Our country was once known as Gorkhas, who produced Lahure and fought for foreign imperialists. The function of a medical college is like a factory, turning workers to care for the elderly and contributing to improving masters’ health abroad rather than at home. We are born for others, not for ourselves. Fight and die for others, but never break the chain for yourself. These institutions are similar to training centers established for Nepalis who have grown up in Nepal to be recruited as foreign servants when they get certificates (Dahal). I am sorry that I’m forced to present the home of my country’s intellectuals as a satirical image.
The reality is not sweet; it is bitter because empty slogans have led Nepal on a journey without a destination. Selfish politics always ignore people’s voices while stabbing them in the eyes. As a result, our children are leaving for foreign countries, and our parents and neighbors are helpless when needed. Foreigners may have rolled the dice to create this environment, but, unfortunately, governments of all parties have become their useful idiots.

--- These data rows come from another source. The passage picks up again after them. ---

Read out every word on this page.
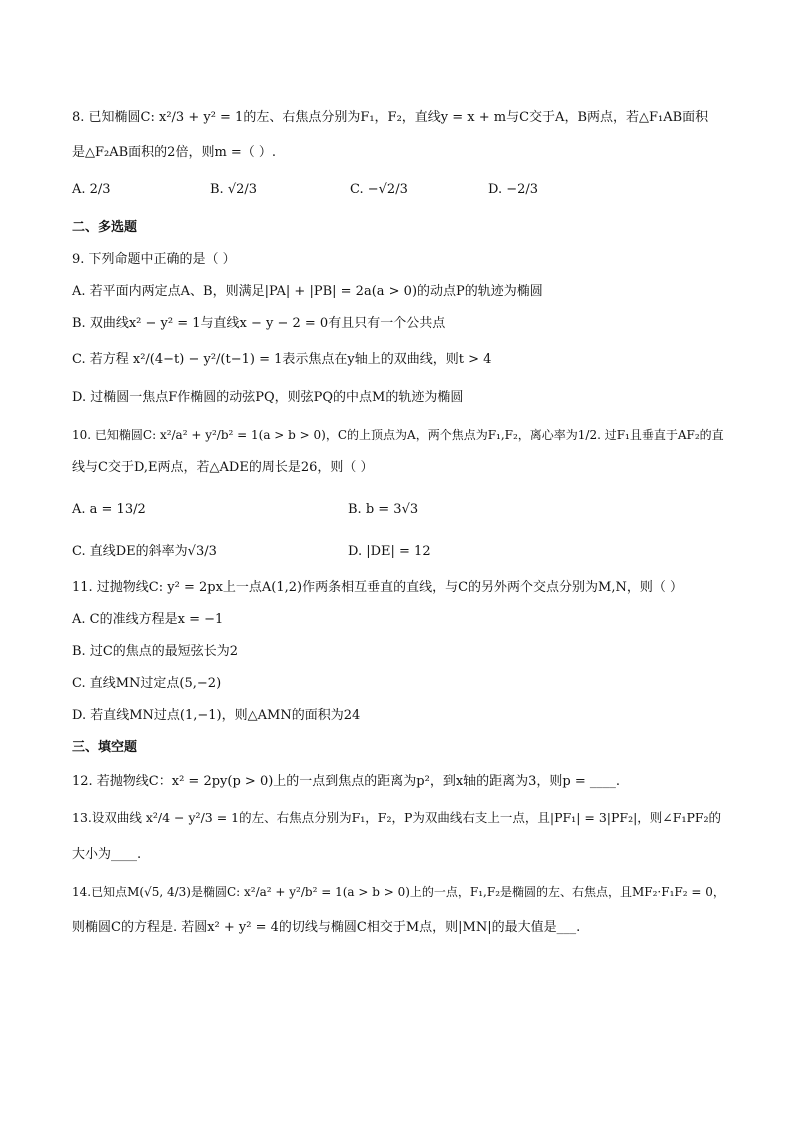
8. 已知椭圆C: x²/3 + y² = 1的左、右焦点分别为F₁，F₂，直线y = x + m与C交于A，B两点，若△F₁AB面积
是△F₂AB面积的2倍，则m =（ ）.
A. 2/3	B. √2/3	C. −√2/3	D. −2/3
二、多选题
9. 下列命题中正确的是（ ）
A. 若平面内两定点A、B，则满足|PA| + |PB| = 2a(a > 0)的动点P的轨迹为椭圆
B. 双曲线x² − y² = 1与直线x − y − 2 = 0有且只有一个公共点
C. 若方程 x²/(4−t) − y²/(t−1) = 1表示焦点在y轴上的双曲线，则t > 4
D. 过椭圆一焦点F作椭圆的动弦PQ，则弦PQ的中点M的轨迹为椭圆
10. 已知椭圆C: x²/a² + y²/b² = 1(a > b > 0)，C的上顶点为A，两个焦点为F₁,F₂，离心率为1/2. 过F₁且垂直于AF₂的直
线与C交于D,E两点，若△ADE的周长是26，则（ ）
A. a = 13/2	B. b = 3√3
C. 直线DE的斜率为√3/3	D. |DE| = 12
11. 过抛物线C: y² = 2px上一点A(1,2)作两条相互垂直的直线，与C的另外两个交点分别为M,N，则（ ）
A. C的准线方程是x = −1
B. 过C的焦点的最短弦长为2
C. 直线MN过定点(5,−2)
D. 若直线MN过点(1,−1)，则△AMN的面积为24
三、填空题
12. 若抛物线C：x² = 2py(p > 0)上的一点到焦点的距离为p²，到x轴的距离为3，则p = ____.
13.设双曲线 x²/4 − y²/3 = 1的左、右焦点分别为F₁，F₂，P为双曲线右支上一点，且|PF₁| = 3|PF₂|，则∠F₁PF₂的
大小为____.
14.已知点M(√5, 4/3)是椭圆C: x²/a² + y²/b² = 1(a > b > 0)上的一点，F₁,F₂是椭圆的左、右焦点，且MF₂·F₁F₂ = 0，
则椭圆C的方程是. 若圆x² + y² = 4的切线与椭圆C相交于M点，则|MN|的最大值是___.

Tremulous slogans are constantly resounding from time to time. People are compelled to listen to it. At various levels of the country, there have been tensions and fights between the government and the staff. The poor have fallen victim to its stunning strike. The country is already mired in an unofficial competition between the public and private sectors. Today, one must witness the untrained dance of one’s own people’s representative, who lacks arts and vision. The king used to be above the law. Today, the party is breaking the rules and breaking the law, and running a Kleptocracy. Political parties appear to be supreme in Nepal rather than the people. A small group of political leaders has enslaved the country. Rather than ideology, self-interest rules the party. No political party nowadays is advocating for this method of enhancing the condition of the populace. They are merely weaving a web to draw voters from the coalition of parties.

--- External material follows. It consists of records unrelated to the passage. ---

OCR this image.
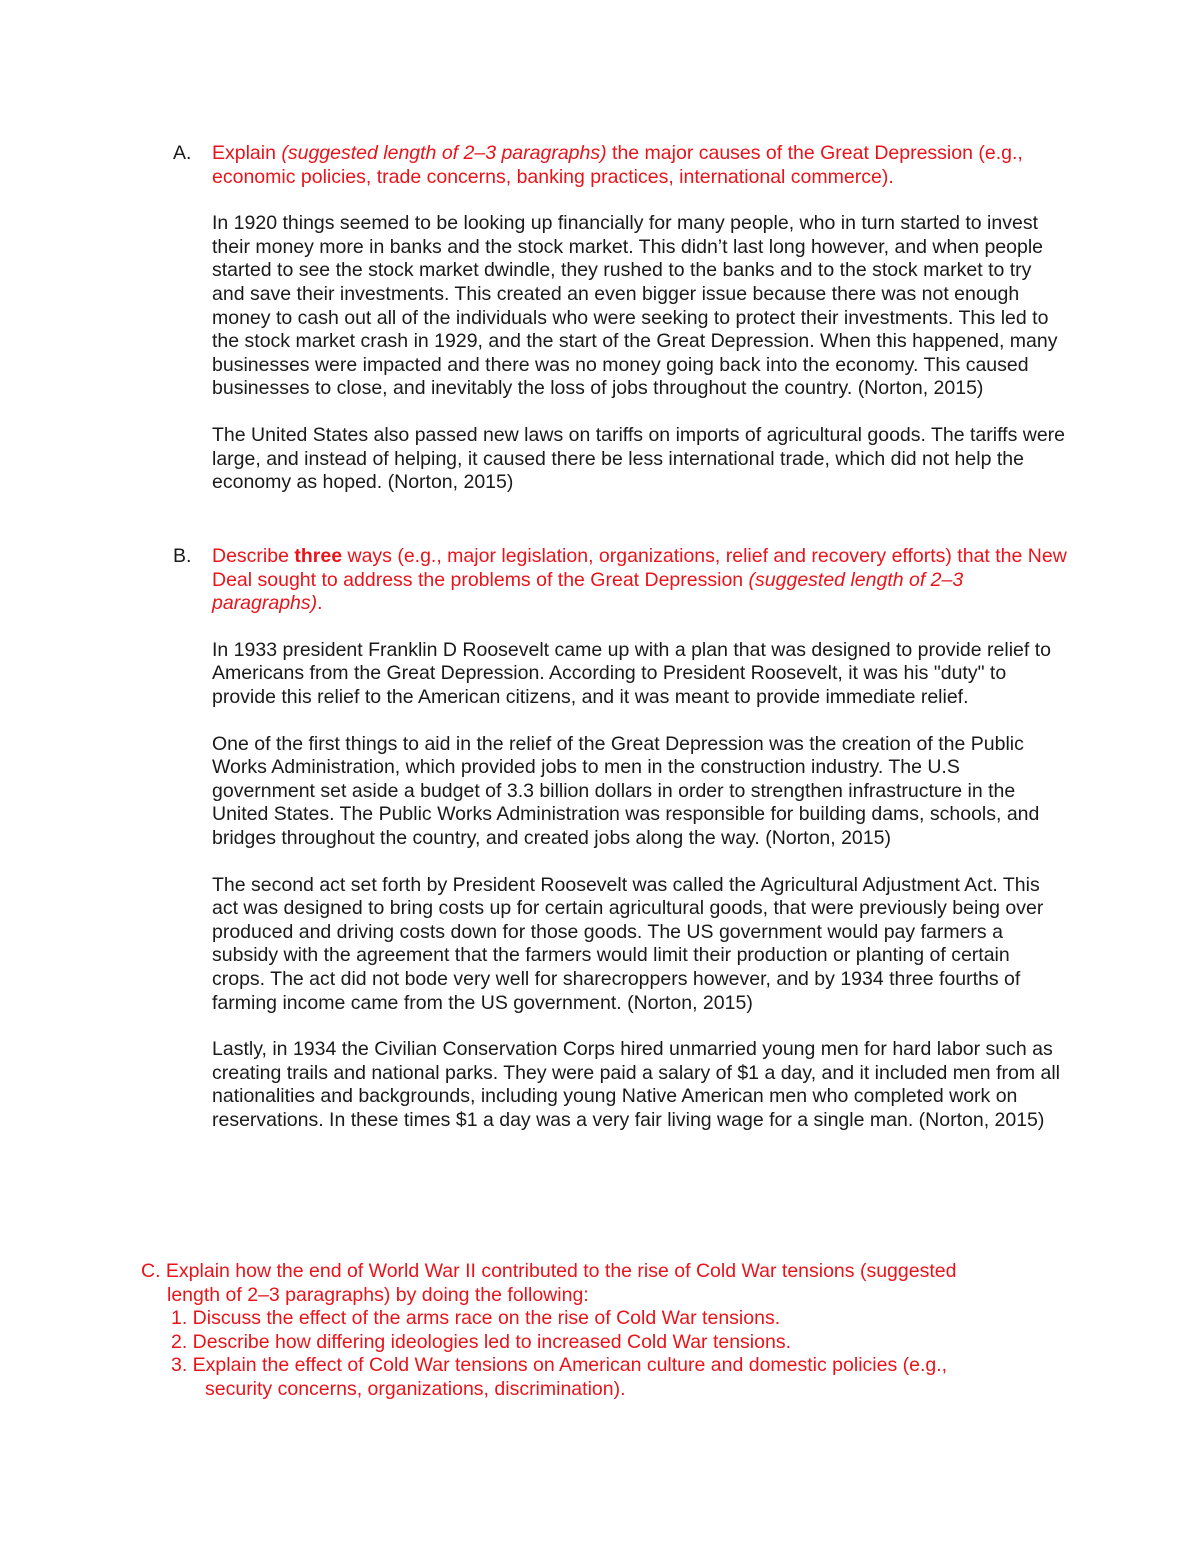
A. Explain (suggested length of 2–3 paragraphs) the major causes of the Great Depression (e.g., economic policies, trade concerns, banking practices, international commerce).

In 1920 things seemed to be looking up financially for many people, who in turn started to invest their money more in banks and the stock market. This didn’t last long however, and when people started to see the stock market dwindle, they rushed to the banks and to the stock market to try and save their investments. This created an even bigger issue because there was not enough money to cash out all of the individuals who were seeking to protect their investments. This led to the stock market crash in 1929, and the start of the Great Depression. When this happened, many businesses were impacted and there was no money going back into the economy. This caused businesses to close, and inevitably the loss of jobs throughout the country. (Norton, 2015)

The United States also passed new laws on tariffs on imports of agricultural goods. The tariffs were large, and instead of helping, it caused there be less international trade, which did not help the economy as hoped. (Norton, 2015)

B. Describe three ways (e.g., major legislation, organizations, relief and recovery efforts) that the New Deal sought to address the problems of the Great Depression (suggested length of 2–3 paragraphs).

In 1933 president Franklin D Roosevelt came up with a plan that was designed to provide relief to Americans from the Great Depression. According to President Roosevelt, it was his "duty" to provide this relief to the American citizens, and it was meant to provide immediate relief.

One of the first things to aid in the relief of the Great Depression was the creation of the Public Works Administration, which provided jobs to men in the construction industry. The U.S government set aside a budget of 3.3 billion dollars in order to strengthen infrastructure in the United States. The Public Works Administration was responsible for building dams, schools, and bridges throughout the country, and created jobs along the way. (Norton, 2015)

The second act set forth by President Roosevelt was called the Agricultural Adjustment Act. This act was designed to bring costs up for certain agricultural goods, that were previously being over produced and driving costs down for those goods. The US government would pay farmers a subsidy with the agreement that the farmers would limit their production or planting of certain crops. The act did not bode very well for sharecroppers however, and by 1934 three fourths of farming income came from the US government. (Norton, 2015)

Lastly, in 1934 the Civilian Conservation Corps hired unmarried young men for hard labor such as creating trails and national parks. They were paid a salary of $1 a day, and it included men from all nationalities and backgrounds, including young Native American men who completed work on reservations. In these times $1 a day was a very fair living wage for a single man. (Norton, 2015)

C. Explain how the end of World War II contributed to the rise of Cold War tensions (suggested

length of 2–3 paragraphs) by doing the following:

1. Discuss the effect of the arms race on the rise of Cold War tensions.

2. Describe how differing ideologies led to increased Cold War tensions.

3. Explain the effect of Cold War tensions on American culture and domestic policies (e.g.,

security concerns, organizations, discrimination).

Who will oversee the general health and education of the populace? Instead of dividing into groups based on policies, the people’s representatives do so. The party’s workers and leaders do not have a vision of the country. Petty leaders respect senior leaders. Senior figures are watching vested interest groups and foreign powers while operating Kleptocracy (Kaidi). To claim that the government established in this manner will provide the populace with papa (food) rather than loppa (kick) is a silly idea. Leaders have evolved into a businessman. They merely serve to frighten people into casting ballots in elections. After winning the election, they begin to collect the expenses along with interest and penalties. All the events have been witnessed and tasted, and they will now occur again. Since the people have been subjugated, those in positions of power will no longer act in their best interests.
Nepal is one of the world’s oldest countries. This country’s existence has been problematic throughout its history. This question came up again today. Our future is precarious unless people become more informed.